As the offloading finally gets underway, those affected by the debacle can breathe a sigh of relief, although the damage has been done. Besides the strain on the crews of the stranded ships, other commercial shippers with full cargo loads have been forced to rebook their cargo with other carriers, a process that has particularly affected the large South Korean market. Meanwhile, docks have seen empty Hanjin containers take up precious space, which has caused some cargo handlers to do the extra work of first moving aside Hanjin’s empty containers before loading their own.

Exporters have also been drastically affected by the bankruptcy and its fallout. Hanjin is the 7th largest global ocean shipper, and they accounted for 3% of shipping containers worldwide, so their absence will have a huge effect on export prices. Exporters are expecting a 50% spike in shipping fees and may be forced to turn to China and other Asian countries for new indirect routes going forward.

The people hit the hardest by what’s happened—not counting those ship workers aboard the Hanjin vessels and those who haven’t been paid yet for their services (everyone from terminal workers and longshoremen to fuel suppliers)—are retailers, who have been forced to wait while their merchandise (all $14 billion worth of it) sits aboard Hanjin ships, rather than in their stores. This couldn’t have come at a worse time, with summer ending and the holiday shopping season right around the corner.

The Hanjin bankruptcy is the biggest result so far of the trouble that has beset the larger shipping industry, and which accounts for an expected loss of $6 billion dollars by the end of the year. The origins of the crisis lay in ocean shippers building too many large fuel-efficient ships during the last decade, when oil prices were climbing and the demand for goods in China was at an all time high. Once oil prices dropped and the global economy took a major hit (with China seeing a slowdown that has become a sluggish status quo), there were simply too many ships, with not enough merchandise for them.

This has led to not only billions in revenue lost, but consolidation of companies such as Matson and Horizon in 2015, and now Hyundai and Hanjin this year, with further consolidation likely to occur.

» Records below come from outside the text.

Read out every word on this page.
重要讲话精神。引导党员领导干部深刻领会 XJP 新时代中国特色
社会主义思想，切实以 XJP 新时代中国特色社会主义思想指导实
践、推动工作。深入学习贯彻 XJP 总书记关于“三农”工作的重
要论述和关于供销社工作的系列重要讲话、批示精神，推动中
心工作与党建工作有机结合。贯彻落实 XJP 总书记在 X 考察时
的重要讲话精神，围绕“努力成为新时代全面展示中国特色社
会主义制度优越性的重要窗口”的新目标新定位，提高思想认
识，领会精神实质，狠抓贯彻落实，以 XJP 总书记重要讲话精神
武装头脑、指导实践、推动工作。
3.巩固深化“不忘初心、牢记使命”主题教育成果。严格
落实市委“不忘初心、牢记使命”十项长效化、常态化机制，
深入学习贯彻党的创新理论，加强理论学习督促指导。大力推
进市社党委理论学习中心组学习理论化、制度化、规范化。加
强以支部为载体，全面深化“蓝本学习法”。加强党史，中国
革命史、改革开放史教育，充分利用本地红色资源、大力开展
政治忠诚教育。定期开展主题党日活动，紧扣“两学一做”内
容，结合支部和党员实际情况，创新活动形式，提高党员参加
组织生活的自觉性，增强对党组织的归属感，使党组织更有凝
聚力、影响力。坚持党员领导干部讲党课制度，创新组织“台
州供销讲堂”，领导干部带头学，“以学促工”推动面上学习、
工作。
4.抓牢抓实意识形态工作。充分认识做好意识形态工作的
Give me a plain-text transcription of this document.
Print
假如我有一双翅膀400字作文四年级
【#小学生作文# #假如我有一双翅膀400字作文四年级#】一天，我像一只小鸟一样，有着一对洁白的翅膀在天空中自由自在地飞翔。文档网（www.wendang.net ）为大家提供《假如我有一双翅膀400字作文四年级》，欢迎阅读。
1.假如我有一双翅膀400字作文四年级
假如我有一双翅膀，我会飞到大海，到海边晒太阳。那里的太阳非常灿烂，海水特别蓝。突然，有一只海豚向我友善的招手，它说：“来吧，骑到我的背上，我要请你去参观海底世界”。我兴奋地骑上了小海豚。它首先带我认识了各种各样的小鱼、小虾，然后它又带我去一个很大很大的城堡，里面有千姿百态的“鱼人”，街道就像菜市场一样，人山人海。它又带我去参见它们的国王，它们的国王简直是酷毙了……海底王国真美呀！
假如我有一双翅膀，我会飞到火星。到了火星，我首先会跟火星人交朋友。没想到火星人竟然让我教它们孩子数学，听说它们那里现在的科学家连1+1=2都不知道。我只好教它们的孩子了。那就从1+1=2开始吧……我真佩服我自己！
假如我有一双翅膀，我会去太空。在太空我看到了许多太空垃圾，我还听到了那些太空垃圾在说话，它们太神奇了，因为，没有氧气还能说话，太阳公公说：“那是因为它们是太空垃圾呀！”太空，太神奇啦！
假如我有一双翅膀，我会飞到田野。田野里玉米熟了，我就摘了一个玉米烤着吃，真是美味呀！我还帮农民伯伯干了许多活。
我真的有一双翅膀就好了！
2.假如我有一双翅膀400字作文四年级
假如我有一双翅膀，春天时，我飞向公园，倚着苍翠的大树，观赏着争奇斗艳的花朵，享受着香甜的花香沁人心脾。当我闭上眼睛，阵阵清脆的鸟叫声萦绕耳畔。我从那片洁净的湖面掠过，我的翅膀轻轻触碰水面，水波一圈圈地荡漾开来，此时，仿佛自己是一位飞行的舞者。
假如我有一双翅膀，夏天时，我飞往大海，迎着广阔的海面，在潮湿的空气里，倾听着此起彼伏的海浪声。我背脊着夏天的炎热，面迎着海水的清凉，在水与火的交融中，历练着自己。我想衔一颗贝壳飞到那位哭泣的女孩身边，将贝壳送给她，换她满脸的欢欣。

Meanwhile, the disruption to the retail supply chain caused by Hanjin’s troubles has led to stalling, which has created a contradictory imbalance that’s led to a sudden shortage of supply.

Hopefully, the ocean freight industry and its related sectors will be able to absorb this hit, wipe their noses, pick themselves up and carry on, a little wiser for their troubles. No one is ringing the alarm bells yet about this becoming an industry wide catastrophe, but in order to avoid further such storms, there is some hard work to be done by all involved. Ocean freight companies are going to be forced to listen to industry analysts and commit to a major fleet culling effort that will, by necessity, require them to scrap many of their older vessels. Importers, exporters and retailers meanwhile, must remain vigilant with the freight companies they entrust their merchandise to, and must always have a life vest in the form of a Plan B at the ready, should they find themselves caught up in another such perfect storm.